O imperador fez-me barão no campo de batalha de Waterloo. Visto que a restauração me contesta este título, que eu ganhei à custa do meu próprio sangue, peço a meu filho que o tome e use como seu. Escuso de dizer que há-de ser digno dele.

      No lado de trás tinha o coronel acrescentado:

 Nessa mesma batalha de Waterloo salvou-me a vida um sargento chamado Thenardier. Nestes úlmos tempos, creio que este homem estava estabelecido com uma estalagem numa aldeia dos arrabaldes de Paris, em Chelles ou Montfermeil. Se meu filho algum dia der com ele, recomendo-lhe que lhe faça todo o bem que puder.

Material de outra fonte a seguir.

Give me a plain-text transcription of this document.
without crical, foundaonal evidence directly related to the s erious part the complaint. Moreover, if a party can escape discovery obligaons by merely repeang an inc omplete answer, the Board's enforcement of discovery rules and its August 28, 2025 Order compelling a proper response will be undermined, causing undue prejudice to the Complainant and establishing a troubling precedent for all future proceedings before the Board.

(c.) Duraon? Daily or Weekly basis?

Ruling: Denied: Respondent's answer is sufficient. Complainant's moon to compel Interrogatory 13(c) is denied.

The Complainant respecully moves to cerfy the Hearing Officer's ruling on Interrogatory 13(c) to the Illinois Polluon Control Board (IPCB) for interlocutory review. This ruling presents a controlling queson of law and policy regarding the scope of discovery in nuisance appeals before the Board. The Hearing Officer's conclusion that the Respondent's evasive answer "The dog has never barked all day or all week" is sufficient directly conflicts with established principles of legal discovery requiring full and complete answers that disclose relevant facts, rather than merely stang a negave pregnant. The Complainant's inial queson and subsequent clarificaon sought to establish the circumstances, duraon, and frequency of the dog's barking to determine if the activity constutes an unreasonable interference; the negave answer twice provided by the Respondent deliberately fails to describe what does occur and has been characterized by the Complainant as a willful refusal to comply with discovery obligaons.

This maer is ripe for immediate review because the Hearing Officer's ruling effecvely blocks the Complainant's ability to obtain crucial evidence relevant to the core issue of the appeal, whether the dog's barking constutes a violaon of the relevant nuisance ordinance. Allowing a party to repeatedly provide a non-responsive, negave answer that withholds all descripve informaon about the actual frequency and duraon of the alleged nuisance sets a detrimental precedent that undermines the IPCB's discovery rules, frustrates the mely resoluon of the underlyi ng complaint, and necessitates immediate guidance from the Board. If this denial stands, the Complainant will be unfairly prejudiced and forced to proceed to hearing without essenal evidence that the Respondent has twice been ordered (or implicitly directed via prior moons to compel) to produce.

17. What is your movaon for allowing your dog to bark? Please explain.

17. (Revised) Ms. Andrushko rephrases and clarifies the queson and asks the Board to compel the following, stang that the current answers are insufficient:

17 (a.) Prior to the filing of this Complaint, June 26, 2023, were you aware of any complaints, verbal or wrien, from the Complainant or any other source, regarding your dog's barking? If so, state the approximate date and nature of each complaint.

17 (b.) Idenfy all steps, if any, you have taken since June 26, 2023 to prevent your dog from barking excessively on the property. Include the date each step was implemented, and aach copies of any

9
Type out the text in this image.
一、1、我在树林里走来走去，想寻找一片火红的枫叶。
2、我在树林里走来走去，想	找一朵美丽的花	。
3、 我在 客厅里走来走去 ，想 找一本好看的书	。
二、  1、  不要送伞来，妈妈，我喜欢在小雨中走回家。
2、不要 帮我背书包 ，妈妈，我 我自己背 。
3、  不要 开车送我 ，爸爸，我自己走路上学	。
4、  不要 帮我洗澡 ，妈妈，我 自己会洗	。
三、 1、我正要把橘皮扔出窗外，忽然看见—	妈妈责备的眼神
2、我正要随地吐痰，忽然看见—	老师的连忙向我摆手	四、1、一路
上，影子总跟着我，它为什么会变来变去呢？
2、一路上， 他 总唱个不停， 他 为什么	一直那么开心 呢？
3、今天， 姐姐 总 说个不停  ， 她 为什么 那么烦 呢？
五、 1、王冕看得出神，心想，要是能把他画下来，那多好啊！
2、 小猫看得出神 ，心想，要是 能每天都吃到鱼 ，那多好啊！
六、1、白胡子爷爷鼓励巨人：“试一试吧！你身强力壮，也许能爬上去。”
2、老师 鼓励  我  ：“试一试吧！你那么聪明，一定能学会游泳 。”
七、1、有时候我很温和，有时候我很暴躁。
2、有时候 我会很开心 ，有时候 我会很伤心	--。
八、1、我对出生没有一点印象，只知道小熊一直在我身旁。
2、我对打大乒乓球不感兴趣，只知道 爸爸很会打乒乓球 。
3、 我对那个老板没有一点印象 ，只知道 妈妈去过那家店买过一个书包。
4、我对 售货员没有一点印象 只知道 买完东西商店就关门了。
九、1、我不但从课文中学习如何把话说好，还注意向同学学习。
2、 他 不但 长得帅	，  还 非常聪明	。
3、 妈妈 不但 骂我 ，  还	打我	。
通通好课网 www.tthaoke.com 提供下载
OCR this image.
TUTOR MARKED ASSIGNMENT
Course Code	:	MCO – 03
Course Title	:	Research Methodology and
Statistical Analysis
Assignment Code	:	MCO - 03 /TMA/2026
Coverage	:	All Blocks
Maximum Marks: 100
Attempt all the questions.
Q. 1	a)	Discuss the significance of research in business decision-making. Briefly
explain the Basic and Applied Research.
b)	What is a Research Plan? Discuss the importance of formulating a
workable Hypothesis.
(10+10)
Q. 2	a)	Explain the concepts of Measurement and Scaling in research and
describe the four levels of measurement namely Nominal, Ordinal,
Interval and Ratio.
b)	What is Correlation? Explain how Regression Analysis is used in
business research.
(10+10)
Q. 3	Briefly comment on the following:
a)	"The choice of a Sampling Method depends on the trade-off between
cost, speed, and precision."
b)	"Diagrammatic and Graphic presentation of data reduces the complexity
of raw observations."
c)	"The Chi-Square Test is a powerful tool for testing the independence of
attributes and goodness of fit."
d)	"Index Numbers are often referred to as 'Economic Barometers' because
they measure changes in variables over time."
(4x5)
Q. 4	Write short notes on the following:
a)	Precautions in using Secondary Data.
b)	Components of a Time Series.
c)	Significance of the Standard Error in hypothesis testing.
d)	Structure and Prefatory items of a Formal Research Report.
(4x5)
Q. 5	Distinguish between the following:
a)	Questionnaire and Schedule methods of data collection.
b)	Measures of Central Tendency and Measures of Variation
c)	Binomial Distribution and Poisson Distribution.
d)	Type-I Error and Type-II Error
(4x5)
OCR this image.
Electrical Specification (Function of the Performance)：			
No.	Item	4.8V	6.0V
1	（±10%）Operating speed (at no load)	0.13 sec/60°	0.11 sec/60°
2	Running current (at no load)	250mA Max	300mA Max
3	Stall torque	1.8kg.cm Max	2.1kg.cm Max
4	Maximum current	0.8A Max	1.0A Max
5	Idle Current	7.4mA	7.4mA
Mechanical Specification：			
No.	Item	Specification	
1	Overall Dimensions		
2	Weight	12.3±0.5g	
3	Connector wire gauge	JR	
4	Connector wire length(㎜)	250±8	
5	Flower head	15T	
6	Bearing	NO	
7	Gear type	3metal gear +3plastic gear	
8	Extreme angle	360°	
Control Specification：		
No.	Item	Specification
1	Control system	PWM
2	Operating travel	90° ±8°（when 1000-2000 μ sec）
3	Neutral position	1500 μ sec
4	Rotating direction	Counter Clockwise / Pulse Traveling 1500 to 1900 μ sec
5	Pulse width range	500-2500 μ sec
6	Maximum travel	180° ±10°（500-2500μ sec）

     Movido, não pelo sagrado afeto filial, mas pelo vago respeito da morte, sempre tão imperioso no coração do homem, Mário pegou no papel e guardou-o.
     O espólio do coronel desapareceu todo, Gillenormand mandou vender a um adelo a espada e o uniforme que fora dele; os vizinhos entraram pelo jardim, apossando-se das flores raras que ele com tanto desvelo cultivava, e as outras plantas morreram afogadas pelas moitas de silvas e abrolhos que lhe cresceram em torno.
     Mário demorara-se apenas quarenta e oito horas em Vernon, voltando depois do enterro para Paris, onde prosseguiu de novo a interrompida frequência das suas aulas de direito, sem mais lhe vir à lembrança a memória de seu pai, que era para ele como se nunca tivera existido. Dentro de dois dias estava o coronel enterrado, e no fim de três já ninguém se lembrava dele.
     Mário trazia um fumo no chapéu. Era ao que se reduzia tudo.

continua na página 472...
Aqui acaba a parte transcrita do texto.